Смородина тем временем взял одно из лекарств, которые нужно было принимать по протоколу. Его он очень хорошо знал.
– А почему флакон открыт?
– Ольга Иосифовна хотела, чтобы я открывала все, что она будет принимать. Ей иногда было трудно отвинтить крышку или отрезать кончик.
– То есть все вот это, – Смородина обвел часть лекарств рукой, – открыто. Но это, простите, не очень хорошо.
– Нет-нет, – медсестра улыбнулась, – я следила. Все было по правилам. Он был открыт в тот день, когда она должна была его принять. Теперь нет необходимости следить за режимом.
Дверь в комнату приоткрылась, и в щель просунулась белобрысая голова. Из-за длинной челки не было видно глаз. Медсестра повернулась. Ее голос потеплел.
– Алечка, иди в мою комнату.
Алевтина исчезла. Тотчас из-за двери донесся ее крик: «Я тебя ненавижу!» Медсестра извинилась и быстро вышла в коридор. Платон Степанович вышел за ней.
Садовник, отец Али, распространяя запах перегара на весь коридор, говорил дочери:
– Я на тебя заявление напишу!

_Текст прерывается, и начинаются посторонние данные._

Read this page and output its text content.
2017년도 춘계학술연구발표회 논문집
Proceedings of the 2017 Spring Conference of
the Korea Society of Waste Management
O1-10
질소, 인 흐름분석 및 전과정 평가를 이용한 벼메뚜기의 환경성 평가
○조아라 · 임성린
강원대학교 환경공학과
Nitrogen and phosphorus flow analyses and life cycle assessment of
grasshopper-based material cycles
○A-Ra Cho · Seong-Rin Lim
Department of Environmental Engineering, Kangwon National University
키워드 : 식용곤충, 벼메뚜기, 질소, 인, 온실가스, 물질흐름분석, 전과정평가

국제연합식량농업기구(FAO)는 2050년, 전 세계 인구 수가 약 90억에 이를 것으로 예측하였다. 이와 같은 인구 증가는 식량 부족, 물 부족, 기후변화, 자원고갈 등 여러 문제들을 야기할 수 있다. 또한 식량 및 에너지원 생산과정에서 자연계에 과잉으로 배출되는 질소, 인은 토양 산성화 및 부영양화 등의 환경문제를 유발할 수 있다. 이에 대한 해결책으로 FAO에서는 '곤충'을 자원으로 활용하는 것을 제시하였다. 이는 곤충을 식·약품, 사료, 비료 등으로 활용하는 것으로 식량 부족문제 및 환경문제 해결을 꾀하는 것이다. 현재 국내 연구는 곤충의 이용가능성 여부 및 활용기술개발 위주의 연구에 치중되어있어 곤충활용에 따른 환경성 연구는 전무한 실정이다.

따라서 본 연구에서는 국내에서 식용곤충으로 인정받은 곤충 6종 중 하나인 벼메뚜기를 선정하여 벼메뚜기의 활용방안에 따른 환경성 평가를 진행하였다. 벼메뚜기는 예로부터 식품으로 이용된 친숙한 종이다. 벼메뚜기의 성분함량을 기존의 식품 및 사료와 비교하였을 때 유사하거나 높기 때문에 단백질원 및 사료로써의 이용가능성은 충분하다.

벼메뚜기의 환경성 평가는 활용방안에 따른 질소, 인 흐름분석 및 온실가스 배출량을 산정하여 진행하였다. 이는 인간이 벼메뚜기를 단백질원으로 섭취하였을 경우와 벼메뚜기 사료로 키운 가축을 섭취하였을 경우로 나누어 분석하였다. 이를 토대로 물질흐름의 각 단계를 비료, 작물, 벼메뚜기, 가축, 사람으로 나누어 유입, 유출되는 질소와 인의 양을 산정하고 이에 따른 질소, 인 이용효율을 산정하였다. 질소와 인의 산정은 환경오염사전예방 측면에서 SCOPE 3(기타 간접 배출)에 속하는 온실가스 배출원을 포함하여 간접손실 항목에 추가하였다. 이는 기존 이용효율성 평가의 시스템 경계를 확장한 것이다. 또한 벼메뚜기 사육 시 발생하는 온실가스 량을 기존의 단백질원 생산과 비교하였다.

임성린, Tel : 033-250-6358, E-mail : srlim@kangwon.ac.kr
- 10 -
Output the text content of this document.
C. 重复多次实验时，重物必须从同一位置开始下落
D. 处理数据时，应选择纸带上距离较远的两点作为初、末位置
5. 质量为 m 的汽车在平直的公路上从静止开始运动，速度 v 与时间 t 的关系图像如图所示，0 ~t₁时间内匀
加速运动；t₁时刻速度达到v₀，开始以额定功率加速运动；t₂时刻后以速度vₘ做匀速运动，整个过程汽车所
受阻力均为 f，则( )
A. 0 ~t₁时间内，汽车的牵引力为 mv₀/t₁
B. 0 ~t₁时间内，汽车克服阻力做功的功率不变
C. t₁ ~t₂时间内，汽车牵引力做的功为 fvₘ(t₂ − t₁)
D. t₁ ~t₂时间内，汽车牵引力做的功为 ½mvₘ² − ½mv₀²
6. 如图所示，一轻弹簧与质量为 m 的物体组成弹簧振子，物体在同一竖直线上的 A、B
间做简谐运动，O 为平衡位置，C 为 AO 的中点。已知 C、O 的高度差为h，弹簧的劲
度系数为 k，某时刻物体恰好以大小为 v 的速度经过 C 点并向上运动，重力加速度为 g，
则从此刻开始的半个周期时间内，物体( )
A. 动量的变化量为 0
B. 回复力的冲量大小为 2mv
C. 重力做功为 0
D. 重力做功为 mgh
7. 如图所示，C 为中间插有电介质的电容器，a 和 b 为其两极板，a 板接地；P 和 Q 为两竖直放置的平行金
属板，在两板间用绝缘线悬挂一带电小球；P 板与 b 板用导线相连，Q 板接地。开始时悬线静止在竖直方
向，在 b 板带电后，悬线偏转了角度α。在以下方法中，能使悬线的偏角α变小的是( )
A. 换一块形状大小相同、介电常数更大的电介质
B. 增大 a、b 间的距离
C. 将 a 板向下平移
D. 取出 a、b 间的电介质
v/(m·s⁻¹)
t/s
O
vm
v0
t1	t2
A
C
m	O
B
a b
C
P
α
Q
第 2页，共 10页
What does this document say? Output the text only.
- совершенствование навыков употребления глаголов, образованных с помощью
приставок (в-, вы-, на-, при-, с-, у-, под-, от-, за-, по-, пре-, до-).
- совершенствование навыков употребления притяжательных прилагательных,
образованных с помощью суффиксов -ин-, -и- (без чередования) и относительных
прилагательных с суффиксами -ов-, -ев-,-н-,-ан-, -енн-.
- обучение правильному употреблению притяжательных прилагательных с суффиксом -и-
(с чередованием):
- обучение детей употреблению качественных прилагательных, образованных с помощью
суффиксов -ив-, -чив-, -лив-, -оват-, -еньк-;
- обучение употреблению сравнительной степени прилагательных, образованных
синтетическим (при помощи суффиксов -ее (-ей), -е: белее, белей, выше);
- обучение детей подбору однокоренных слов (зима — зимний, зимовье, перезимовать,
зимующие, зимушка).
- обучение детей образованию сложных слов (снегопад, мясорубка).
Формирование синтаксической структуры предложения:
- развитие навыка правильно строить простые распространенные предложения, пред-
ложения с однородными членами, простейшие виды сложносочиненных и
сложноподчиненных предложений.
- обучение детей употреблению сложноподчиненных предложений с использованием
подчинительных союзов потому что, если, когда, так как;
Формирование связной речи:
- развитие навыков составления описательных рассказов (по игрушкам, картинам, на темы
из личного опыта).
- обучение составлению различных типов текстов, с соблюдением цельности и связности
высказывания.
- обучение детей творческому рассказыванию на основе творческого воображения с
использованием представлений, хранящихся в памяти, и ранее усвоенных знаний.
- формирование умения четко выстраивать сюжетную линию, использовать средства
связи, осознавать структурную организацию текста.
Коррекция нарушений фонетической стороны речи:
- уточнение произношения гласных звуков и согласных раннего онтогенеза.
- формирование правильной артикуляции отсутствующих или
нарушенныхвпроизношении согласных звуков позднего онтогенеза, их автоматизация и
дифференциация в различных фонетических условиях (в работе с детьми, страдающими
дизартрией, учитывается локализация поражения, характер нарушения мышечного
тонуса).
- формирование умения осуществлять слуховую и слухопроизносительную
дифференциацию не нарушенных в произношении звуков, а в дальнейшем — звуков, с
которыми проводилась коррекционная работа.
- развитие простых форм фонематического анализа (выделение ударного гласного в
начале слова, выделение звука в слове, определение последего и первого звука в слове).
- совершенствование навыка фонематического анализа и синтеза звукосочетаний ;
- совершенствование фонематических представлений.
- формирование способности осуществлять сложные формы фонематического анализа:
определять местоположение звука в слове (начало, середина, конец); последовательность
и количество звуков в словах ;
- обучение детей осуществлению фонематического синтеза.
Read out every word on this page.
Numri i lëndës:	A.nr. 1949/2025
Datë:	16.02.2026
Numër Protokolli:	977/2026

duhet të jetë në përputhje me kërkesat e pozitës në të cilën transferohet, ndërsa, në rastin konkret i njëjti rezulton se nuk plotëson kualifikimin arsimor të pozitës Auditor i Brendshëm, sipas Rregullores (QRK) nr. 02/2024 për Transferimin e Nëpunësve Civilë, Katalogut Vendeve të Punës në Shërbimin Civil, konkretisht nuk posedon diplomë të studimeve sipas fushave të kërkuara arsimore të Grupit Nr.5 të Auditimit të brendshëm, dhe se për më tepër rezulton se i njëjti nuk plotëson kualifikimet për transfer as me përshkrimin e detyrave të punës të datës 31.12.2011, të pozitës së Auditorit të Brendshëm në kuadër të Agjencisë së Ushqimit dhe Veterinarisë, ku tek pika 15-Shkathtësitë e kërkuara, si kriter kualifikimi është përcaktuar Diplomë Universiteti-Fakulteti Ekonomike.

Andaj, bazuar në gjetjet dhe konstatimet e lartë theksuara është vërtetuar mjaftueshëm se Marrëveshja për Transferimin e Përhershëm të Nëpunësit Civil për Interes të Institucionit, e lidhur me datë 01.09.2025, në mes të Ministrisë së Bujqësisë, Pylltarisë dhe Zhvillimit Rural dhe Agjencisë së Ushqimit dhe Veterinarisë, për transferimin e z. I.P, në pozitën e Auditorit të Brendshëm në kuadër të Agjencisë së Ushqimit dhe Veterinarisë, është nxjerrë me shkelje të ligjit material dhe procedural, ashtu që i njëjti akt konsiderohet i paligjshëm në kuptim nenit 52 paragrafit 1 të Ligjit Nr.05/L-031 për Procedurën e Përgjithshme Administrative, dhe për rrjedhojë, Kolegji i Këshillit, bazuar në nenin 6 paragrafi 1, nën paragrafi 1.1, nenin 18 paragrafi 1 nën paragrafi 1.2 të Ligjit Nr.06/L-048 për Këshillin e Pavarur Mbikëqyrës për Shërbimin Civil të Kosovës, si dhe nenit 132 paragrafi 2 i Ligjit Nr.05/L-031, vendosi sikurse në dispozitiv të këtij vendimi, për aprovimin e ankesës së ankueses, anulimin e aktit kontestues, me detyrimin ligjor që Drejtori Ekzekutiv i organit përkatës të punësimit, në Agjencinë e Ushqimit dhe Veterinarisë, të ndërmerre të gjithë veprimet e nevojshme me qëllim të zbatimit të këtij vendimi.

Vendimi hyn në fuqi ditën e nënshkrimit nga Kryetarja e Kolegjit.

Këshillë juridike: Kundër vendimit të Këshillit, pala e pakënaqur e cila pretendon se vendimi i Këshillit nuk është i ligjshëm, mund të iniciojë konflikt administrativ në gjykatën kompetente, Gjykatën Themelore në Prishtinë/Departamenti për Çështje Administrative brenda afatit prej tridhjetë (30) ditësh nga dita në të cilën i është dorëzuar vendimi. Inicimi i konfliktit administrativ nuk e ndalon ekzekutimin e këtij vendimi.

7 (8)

Ты меня ударила!
Медсестра встала между ними:
– Идите к себе, вас не приглашали в дом.
– А ты здесь не хозяйка! – заявил садовник.
– Вы пьяны, и я позову охрану.
Отец Али посмотрел на Смородину, по всей видимости, опознал в нем человека из касты господ и гордо удалился. Медсестра повернулась к Платону Степановичу. Она больше не выглядела железной леди, скорее наоборот.
– Извините, что вам пришлось это увидеть… Алечка, иди… – Она снова обратилась к Смородине: – Когда была жива хозяйка, он сунуться сюда не смел. Скорей бы уже Лена приехала и поставила его на место.
Татьяна
Татьяна была похожа на больную птицу. Согласно досье Вениамина, она жила на окраине Москвы со своей матерью и с маленькой дочкой. Работала фрилансером, бралась за любую работу. Восемь лет назад у нее вышли две книги, но ни денег, ни славы они не принесли. Суетливая, крупная, с пышной грудью и вертлявой головой. Она долго отказывалась приезжать, мотивируя это тем, что никаких вещей в доме у нее не осталось. Но миньоны Александра оказались убедительны. Она вошла в библиотеку, где ее ждал Смородина, держа в руке зубную щетку. Было что-то театральное в этой убогости, в этой показной беззащитности.
– Я не имел удовольствия читать ваши книги.
– Кто сказал, что это доставит вам удовольствие?
– Я так понял, что вы были близки с Ольгой?
– Она приглашала меня на праздники.
– Это было профессиональное общение?
– Да, обсуждали выставки.
– Наверное, у вас было много общего? Вы ведь тоже писали книги.
– А вы со всеми адвокатами дружите?
Смородина улыбнулся.
– Можете рассказать про последнюю книгу, над которой Ольга работала?
Он ощутил, как Таня сжалась. По ее телу он мог читать если не мысли, то чувства. Если у нее была бы возможность, она бы стукнула его этой щеткой. Наконец она придумала ответ.
– Мы обсуждали книги, только когда были вдвоем… Нет, она не любила говорить о планах. Боялась сглазить.